У лодки семь рулей | страница 23
— В нынешние времена ни в чем нельзя быть уверенным, — возразил я.
— Политическим хорошо, — продолжал он, понизив голос. — Они во что-то верят. Потому Гарсиа и поет…
— А может, просто время хочет скоротать.
— Дни здесь тянутся как проклятые. Я уж говорил вам: нужно подыскать какое-нибудь занятие.
Надо было отвлечься от раздумий, и я стал расспрашивать своего земляка, припоминая подробности из его жизни. Он охотно отвечал, и я не мог понять, преследует ли он какой-нибудь тайный умысел. И все же его взволнованное лицо, его привычка хвататься за воображаемый автомат и воспоминания о нашем безмятежном городке потянули меня к нему. И я предложил:
— Давай попробуем сократить время ожидания? Ты говоришь, у тебя были разные прозвища…
— Да, несколько; целых семь. Только при чем тут время?
— Расскажи про них.
Он нахмурился.
— Если, конечно, ты не против. Напомни мне…
— Я буду рассказывать, а вы писать? Ну что ж… Вы напишете, а потом мне прочтете.
— Эдак мы долго провозимся.
— Времени-то у нас вагон. Мне еще ждать бог весть сколько…
Он замолк на минуту. Я понял, что он обдумывает мое предложение. Но вот он обернулся ко мне, и лицо его смягчилось улыбкой.
— Как скажете, так и начнем. Первое прозвище было у меня красивое. Вы его лучше, чем я, знаете, — протянул он печально, что, признаюсь, несколько меня озадачило. — Правда ведь, красиво — Младенец Иисус?
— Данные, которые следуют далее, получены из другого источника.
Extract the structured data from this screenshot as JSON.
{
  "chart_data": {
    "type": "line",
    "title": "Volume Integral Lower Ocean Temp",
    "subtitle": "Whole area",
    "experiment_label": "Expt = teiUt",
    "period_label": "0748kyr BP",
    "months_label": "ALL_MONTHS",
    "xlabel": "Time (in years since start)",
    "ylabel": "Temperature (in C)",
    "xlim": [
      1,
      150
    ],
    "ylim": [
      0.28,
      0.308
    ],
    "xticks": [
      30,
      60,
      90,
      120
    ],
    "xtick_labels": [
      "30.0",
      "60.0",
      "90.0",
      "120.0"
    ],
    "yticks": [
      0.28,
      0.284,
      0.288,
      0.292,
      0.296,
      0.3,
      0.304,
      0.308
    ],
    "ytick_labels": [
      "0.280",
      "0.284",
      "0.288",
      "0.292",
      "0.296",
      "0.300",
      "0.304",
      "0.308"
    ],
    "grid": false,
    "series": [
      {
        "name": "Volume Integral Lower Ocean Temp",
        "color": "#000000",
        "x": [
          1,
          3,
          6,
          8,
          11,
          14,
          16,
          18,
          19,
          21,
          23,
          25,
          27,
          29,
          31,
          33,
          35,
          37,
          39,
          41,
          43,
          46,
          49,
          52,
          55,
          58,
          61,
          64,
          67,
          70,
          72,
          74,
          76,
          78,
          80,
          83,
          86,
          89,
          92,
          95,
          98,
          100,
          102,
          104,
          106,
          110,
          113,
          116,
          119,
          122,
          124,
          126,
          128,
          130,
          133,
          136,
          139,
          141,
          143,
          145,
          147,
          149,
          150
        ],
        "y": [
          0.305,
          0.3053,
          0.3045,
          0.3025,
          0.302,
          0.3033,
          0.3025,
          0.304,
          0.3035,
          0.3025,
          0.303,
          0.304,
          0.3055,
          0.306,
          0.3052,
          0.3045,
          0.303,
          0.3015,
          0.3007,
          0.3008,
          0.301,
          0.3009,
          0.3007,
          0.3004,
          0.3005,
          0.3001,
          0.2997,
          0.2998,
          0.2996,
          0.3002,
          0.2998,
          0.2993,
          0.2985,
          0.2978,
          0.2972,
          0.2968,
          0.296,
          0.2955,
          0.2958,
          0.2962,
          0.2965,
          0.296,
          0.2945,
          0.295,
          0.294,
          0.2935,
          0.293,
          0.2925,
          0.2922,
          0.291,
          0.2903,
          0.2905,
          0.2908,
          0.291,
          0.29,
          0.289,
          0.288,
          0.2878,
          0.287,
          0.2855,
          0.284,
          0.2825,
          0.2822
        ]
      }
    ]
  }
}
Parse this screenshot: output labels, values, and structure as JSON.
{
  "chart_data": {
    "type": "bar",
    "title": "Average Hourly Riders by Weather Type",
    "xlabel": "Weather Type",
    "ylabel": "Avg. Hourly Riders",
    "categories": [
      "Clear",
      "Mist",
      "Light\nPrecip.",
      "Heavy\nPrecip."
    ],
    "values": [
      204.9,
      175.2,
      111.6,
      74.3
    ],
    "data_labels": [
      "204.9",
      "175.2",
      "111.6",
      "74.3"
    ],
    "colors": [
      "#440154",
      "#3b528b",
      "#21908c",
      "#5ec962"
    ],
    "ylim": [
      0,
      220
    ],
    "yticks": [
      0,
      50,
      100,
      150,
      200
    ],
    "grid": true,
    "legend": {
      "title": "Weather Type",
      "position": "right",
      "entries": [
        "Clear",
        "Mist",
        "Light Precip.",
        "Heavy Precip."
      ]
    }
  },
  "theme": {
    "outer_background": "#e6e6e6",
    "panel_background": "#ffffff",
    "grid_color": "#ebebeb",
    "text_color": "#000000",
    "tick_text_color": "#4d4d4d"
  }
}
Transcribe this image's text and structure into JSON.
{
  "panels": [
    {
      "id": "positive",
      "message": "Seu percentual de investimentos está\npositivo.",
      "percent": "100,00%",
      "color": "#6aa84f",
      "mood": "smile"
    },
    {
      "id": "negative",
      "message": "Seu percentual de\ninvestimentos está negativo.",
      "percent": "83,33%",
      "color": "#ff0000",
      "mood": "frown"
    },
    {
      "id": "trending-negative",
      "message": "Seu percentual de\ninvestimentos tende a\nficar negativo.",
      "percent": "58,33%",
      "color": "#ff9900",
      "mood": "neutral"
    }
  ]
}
Гарсиа, испанский партизан, пел все громче!
Младенец Иисус
Глава первая
Отец — балагур и весельчак
Мануэл Кукурузный Початок вихрем ворвался в таверну, словно за ним гнались по пятам, и крикнул еще с порога:
— Эй, Тереза! Подай-ка мне бутылочку винца!.. Да по-быстрому!.. — И лишь тогда обернулся к обшарпанному столу, за которым молча сидели двое мужчин: — Добрый вечер!
Те лениво кивнули в ответ. Мануэл узнал посетителей и усмехнулся в кустистую рыжую бороду.
— Терезинья!
Звонкий переливчатый голос Терезы отозвался из-за пестрой занавески:
— Что, уже родила?
— Куда там! Живот будто каменный. Гору, что ли, родить задумала.
Лихорадочно блестящими глазами он окинул двух грузчиков, которые держались обособленно друг от друга, точно между ними воздвигли крепостную стену.
— Хозяйка моя рожает. Впервой ей это… Вот и орет благим матом, хоть из дома прочь беги. Никак уж не ожидал, что ей так худо придется, разрази меня гром!
Ему хотелось посидеть спокойно: пусть жизнь идет своим чередом.
— Кобылам-то жеребым я не раз помогал, а вот женщине не приходилось. — От полноты чувств глаза у него сверкали. — Все равно здорово, что она родит… А то на кой пес она мне сдалась, черт побери?! Зачем человеку жена, как не детей рожать? С изъяном она у меня, чего там говорить. Не во мне же дело, у нас в семье детишек плодили, что твоих поросят, прости господи… Один только дед мой, Аугусто, напек их тринадцать штук. Да, тринадцать! Это тех, что крестили. — И, ухмыляясь, добавил шепотом: — Сколько у него, у мошенника, баб перебывало! У нас в доме все таковские. Страсть как до юбок охочи. Мне б женщин да лошадей, — оживился он, — вот оно и счастье. Они только и красят жизнь!